Google Drive API - We're sorry...... but your computer or network may be sending automated queries

Question

We have a Google Drive Oauth2 App integration. We are using Google Drive API export and get endpoints in order to read data from our customers within their Google Drive Folder. Our app was published by the Google Oauth Verification Team, but we are unable to read files that are not(csv, xls, xlsx) a Google Docs file.

This is an API request sample:

URL:

"https://www.googleapis.com/drive/v3/files/1874uz4MTNer4IszgWG_3pH6VEH2AWJPd?alt=media&access_token=ACCESS_TOKEN"

Response:

"<html><head><meta http-equiv=\"content-type\" content=\"text/html; charset=utf-8\"/><title>Sorry...</title><style> body { font-family: verdana, arial, sans-serif; background-color: #fff; color: #000; }</style></head><body><div><table><tr><td><b><font face=sans-serif size=10><font color=#4285f4>G</font><font color=#ea4335>o</font><font color=#fbbc05>o</font><font color=#4285f4>g</font><font color=#34a853>l</font><font color=#ea4335>e</font></font></b></td><td style=\"text-align: left; vertical-align: bottom; padding-bottom: 15px; width: 50%\"><div style=\"border-bottom: 1px solid #dfdfdf;\">Sorry...</div></td></tr></table></div><div style=\"margin-left: 4em;\"><h1>We're sorry...</h1><p>... but your computer or network may be sending automated queries. To protect our users, we can't process your request right now.</p></div><div style=\"margin-left: 4em;\">See <a href=\"https://support.google.com/websearch/answer/86640\">Google Help</a> for more information.<br/><br/></div><div style=\"text-align: center; border-top: 1px solid #dfdfdf;\"><a href=\"https://www.google.com\">Google Home</a></div></body></html>"

This same kind of request was working fine until Feb 7, 2020.

Using the export endpoint that exports the Google Doc file, works fine.

In the first moment, we found this link describing some changes: https://support.google.com/cloud/answer/9110914 We applied for Oauth Verification, we have passed but we still see the same issue, even if we redo the Oauth2 authentication flow generating new Access/Refresh Token. We already tried to reach out to Google about this on Both Issue Tracker and Oauth Team but both couldn't help. We do not have any kind of malware, VPN on the production server, or anything like that we could find in some related questions.

How to solve this problem?

Answer 1

In unity lets add request.SetRequestHeader("Authorization", "<API_token>"); over request.SendWebRequest();

Answer 2

In my case that error was due to me requesting the same file over 100 times in less than an hour on the same network. So it obviously looked suspicious. After some time, the problem resolved itself.

Also if you're just downloading files you can use your API key as a parameter without having to attach the access token in the header. Like so:

https://www.googleapis.com/drive/v3/files/fileID?key=apiKey&alt=media

Answer 3

I have to remove param access_token from the URL:

ls_URL  = "https://www.googleapis.com/drive/v2/files?access_token=" + fnf_GoogleAuth_GetAccessToken()

and set Header:

ln_http.SetRequestHeader("Authorization", "Bearer access_token_value")

and it's works!!

Answer 4

We managed to make it work again. We've found this: https://cloud.google.com/blog/products/application-development/upcoming-changes-to-the-google-drive-api-and-google-picker-api

Google didn't update their Drive API document, so we didn't know about this change.
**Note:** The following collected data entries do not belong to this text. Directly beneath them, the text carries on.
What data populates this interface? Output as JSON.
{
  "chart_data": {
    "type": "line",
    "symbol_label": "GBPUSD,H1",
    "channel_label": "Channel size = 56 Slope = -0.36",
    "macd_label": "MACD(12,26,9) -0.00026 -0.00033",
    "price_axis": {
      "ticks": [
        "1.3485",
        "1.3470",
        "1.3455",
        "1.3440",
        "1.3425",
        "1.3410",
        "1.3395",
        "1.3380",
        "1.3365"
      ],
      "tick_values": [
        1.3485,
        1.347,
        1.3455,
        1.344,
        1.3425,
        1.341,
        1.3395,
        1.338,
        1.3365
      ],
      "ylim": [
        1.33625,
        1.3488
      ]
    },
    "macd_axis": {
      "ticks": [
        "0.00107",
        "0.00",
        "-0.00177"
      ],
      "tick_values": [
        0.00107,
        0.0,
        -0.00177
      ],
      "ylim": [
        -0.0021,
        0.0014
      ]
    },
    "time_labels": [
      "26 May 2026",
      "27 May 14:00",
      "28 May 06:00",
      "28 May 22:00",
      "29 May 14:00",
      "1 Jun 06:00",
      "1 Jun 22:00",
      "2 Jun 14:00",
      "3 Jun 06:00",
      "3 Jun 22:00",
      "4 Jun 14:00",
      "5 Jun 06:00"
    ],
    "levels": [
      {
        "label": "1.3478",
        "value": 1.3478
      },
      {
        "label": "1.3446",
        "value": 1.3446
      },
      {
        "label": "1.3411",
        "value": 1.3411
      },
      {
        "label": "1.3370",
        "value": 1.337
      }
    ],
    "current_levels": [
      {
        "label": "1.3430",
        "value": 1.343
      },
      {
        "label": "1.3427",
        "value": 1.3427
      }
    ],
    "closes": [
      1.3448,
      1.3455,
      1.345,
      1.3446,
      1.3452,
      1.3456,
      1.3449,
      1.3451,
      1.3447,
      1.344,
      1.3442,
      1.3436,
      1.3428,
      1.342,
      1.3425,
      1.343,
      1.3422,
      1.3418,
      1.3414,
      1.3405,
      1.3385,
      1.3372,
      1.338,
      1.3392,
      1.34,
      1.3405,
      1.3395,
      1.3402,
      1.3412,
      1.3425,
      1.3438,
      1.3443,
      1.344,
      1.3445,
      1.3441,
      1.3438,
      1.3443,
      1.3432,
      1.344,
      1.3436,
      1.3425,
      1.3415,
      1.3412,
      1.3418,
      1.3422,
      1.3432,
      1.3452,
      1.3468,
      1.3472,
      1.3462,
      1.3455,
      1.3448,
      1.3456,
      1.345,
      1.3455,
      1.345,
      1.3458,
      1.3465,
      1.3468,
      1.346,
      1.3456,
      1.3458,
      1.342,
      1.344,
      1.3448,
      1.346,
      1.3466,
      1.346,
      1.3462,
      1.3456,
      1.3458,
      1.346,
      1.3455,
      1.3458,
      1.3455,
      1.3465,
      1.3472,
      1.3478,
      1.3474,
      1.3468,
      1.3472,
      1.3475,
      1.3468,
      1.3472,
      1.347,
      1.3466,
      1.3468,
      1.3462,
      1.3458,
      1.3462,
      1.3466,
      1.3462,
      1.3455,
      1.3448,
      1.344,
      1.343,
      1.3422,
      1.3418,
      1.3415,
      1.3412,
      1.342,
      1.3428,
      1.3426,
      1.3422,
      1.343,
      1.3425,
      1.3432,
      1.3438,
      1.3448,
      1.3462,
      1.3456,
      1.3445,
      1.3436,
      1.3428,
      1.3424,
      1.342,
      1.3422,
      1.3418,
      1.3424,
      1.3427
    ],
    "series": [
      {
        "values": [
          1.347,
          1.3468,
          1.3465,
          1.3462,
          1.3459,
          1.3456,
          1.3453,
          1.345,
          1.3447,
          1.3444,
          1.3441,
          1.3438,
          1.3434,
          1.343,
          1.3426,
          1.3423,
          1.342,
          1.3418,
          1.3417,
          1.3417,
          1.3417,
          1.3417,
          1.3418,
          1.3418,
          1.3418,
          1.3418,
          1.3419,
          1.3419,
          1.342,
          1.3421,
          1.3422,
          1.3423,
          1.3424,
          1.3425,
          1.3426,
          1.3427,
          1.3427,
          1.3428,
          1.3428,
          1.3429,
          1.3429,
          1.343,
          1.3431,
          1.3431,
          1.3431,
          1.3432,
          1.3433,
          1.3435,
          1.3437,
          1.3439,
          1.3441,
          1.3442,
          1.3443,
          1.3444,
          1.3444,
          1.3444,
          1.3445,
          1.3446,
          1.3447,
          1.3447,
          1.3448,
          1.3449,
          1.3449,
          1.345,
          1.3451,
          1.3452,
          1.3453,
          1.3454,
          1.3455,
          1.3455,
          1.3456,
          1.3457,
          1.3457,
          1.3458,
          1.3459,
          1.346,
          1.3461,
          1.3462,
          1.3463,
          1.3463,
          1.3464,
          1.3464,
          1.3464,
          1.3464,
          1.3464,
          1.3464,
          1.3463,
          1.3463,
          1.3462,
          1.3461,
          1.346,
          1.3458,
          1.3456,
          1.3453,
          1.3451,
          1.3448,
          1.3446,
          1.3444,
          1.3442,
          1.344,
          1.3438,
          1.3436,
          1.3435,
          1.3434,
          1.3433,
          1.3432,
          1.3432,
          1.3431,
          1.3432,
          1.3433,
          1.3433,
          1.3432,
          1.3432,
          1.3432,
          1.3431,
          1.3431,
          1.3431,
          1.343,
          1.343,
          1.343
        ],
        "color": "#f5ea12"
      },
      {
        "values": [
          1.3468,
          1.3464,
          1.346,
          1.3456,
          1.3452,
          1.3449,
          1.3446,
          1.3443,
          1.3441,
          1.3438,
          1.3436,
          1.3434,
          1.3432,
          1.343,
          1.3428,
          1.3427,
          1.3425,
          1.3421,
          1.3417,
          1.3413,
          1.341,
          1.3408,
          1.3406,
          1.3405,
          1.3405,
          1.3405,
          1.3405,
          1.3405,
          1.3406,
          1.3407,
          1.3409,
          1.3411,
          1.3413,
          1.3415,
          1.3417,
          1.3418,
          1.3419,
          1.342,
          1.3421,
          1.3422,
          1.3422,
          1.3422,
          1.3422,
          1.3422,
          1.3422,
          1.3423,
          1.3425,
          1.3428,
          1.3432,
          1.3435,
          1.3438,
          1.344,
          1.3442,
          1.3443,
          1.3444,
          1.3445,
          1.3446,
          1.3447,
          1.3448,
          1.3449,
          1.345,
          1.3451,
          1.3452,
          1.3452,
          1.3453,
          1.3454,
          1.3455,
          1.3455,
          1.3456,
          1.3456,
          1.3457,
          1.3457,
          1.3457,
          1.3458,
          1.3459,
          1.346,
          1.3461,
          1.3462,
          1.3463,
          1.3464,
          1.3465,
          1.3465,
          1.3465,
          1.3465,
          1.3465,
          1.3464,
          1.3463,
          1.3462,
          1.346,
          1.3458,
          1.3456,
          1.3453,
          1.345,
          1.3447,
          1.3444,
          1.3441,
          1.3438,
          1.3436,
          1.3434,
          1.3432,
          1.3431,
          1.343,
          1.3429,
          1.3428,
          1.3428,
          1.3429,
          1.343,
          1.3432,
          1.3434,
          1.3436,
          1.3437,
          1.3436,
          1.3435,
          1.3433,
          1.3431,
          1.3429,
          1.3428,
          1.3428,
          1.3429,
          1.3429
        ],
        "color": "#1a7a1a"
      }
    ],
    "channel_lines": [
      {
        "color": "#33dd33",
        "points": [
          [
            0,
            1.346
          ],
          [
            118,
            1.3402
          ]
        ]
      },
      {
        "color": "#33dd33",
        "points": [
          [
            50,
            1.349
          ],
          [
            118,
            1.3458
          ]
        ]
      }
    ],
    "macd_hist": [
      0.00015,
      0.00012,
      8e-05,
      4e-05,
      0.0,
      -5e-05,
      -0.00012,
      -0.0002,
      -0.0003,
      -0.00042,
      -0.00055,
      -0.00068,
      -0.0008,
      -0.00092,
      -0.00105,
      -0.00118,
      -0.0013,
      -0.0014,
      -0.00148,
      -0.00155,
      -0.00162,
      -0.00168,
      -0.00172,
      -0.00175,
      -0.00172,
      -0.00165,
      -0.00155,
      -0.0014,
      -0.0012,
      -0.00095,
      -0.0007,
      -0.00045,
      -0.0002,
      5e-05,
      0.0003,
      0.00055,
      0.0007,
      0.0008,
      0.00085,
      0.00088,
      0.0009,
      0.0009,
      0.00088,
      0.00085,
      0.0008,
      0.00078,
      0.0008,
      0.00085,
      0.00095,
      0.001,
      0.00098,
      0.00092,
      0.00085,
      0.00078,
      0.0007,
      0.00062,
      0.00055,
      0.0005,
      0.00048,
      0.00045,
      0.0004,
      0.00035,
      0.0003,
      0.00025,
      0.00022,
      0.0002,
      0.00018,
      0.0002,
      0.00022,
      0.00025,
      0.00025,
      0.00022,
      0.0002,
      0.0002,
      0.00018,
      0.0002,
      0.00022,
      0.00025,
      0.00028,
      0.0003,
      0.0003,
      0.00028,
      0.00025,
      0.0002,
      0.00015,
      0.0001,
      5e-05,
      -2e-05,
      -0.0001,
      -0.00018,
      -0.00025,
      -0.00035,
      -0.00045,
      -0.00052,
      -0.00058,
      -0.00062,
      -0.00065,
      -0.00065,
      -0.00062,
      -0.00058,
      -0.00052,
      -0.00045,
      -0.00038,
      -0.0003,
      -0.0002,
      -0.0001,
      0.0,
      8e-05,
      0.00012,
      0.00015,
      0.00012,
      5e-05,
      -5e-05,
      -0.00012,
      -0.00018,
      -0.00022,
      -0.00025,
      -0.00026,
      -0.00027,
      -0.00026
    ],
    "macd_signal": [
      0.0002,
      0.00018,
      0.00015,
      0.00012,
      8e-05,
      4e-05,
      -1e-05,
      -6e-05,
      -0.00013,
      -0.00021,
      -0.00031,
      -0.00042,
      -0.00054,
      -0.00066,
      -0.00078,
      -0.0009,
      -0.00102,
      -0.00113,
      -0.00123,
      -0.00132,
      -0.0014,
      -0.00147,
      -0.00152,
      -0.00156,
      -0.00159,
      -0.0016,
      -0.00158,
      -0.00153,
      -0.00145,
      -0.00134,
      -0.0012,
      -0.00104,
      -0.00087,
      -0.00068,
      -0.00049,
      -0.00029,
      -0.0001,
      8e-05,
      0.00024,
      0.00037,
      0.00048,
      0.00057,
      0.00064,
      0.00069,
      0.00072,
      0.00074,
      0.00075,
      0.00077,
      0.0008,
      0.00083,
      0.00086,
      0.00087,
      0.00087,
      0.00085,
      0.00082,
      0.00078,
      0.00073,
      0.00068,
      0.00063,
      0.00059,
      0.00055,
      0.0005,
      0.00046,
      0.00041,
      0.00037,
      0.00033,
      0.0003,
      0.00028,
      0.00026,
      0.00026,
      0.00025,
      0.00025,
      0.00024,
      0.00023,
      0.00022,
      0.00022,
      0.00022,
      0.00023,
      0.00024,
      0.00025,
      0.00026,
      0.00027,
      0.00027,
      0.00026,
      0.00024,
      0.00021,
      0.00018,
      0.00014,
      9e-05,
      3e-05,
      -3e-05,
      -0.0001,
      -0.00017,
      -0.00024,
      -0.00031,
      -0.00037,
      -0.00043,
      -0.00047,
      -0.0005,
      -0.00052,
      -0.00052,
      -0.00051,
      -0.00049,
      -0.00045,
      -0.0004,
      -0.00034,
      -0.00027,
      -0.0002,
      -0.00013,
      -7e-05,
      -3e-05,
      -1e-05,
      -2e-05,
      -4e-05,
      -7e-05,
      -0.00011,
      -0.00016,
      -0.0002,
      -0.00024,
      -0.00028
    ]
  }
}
Basically we have to switch from the access_token URL parameter to the Authorization Header. This is, to authenticate the API you should use the Header like this:

"Authorization" : "Bearer ACCESS_TOKEN"

This worked for us.

Thank you everyone for the help.

Answer 5

We're having the same problem and after some testing, we've found Google appears to be checking more thoroughly the origin of the tokens.

According to https://developers.google.com/drive/api/v3/about-auth

5. If the user approves, then Google gives your application a short-lived access token.
6. Your application requests user data, attaching the access token to the request.
7. If Google determines that your request and the token are valid, it returns the requested data.

We're using a JS file picker and after receiving the object data, when we attempted to $.get it, the file was downloaded correctly but that same URL anywhere else was returning an error.

UPDATE

We got it working again with https://developers.google.com/drive/api/v3/manage-downloads:

To download a file stored on Google Drive, use the files.get method with the ID of the file to download and the alt=media URL parameter. The alt=media URL parameter tells the server that a download of content is being requested.